We might not all be Syrian but that is not, and never was, an excuse. Our brothers live in Homs, our sisters in Hama. Our fathers and their fathers come from Damascus and our mothers from Daraa. Our aunts and uncles breathe the sweet Aleppo air and the rest of us reach as far north as Al-Hasakah. These are our loved ones, the ones who would defend us in a heartbeat if even a fraction of oppression befell upon us.

It’s no surprise that #10thingsaboutmyself is trending on Twitter while mortar shells literally fall on Syrian children sleeping in their warm and now bloody beds. But there is no room for narcissism. Here are ten things about myself, and all ten of them are the same: Today, tomorrow, and the day after, I stand with my Syrian people.

Sami Kishawi, a non-Syrian Syrian

There are 3 comments

  1. --

    Beautifully written and powerfully driven article. Mashallah, I admire the work you do. Inshallah we will live to see the day Syrian, Palestine, and all the struggling nations are free and peaceful.

  2. Sam Holloway

    Well said as always, Sami. Regarding what action should be taken, my response is tempered by caution born of the U.S./NATO hijacking of the Libyan uprising. Much of Libya and its infrastructure (physical and social) was leveled, and the motives of the West had nothing to do with liberty. It’s difficult to say at this point– especially since media coverage has once again gone virtually silent, not that much of it was accurate to begin with– but the near and middle future for Libya looks bleak. The gangs of thieves propped up by U.S./NATO to ‘govern’ Libya don’t seem to be doing much governing, and I’m sure Western business interests already have their hooks in the country’s finances.
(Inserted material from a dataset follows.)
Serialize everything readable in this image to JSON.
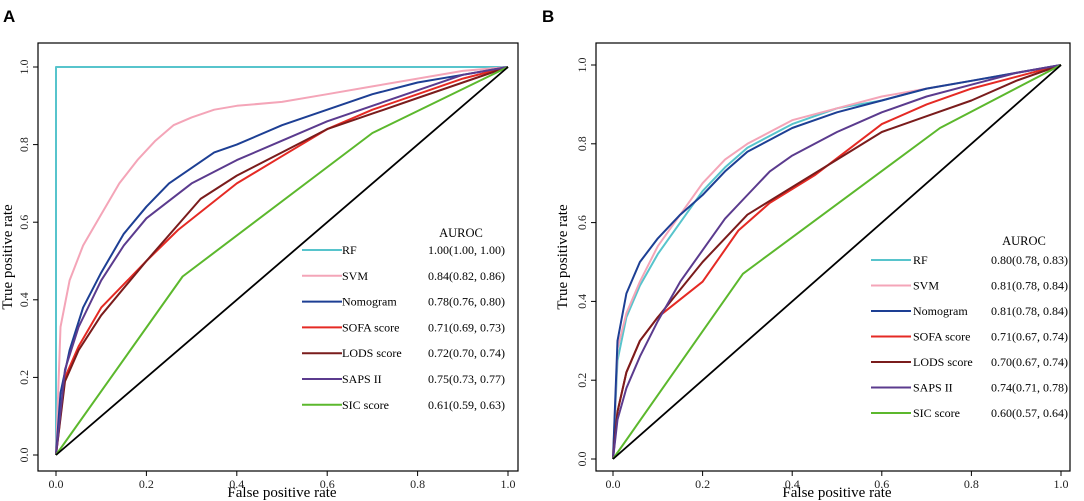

    As to Syria, it appears in the best interests of those same Western powers to just sit and wait this one out for now. Perhaps if the body count rises enough there will be sufficient outcry for another intervention, and once again the West will step in and install a ‘revolutionary’ interim government of its choosing. Perhaps the U.S./NATO are waiting for Al-Assad to commit himself more deeply and place himself in a weaker bargaining position; he has sometimes been a useful partner in the West’s power games in the region, and they may be loathe to depose and replace him.

    Ideally, of course, it would be best if the other Arab League states united with one voice against the slaughter and demanded that Al-Assad cease fire and come to the bargaining table. Would that that could influence things.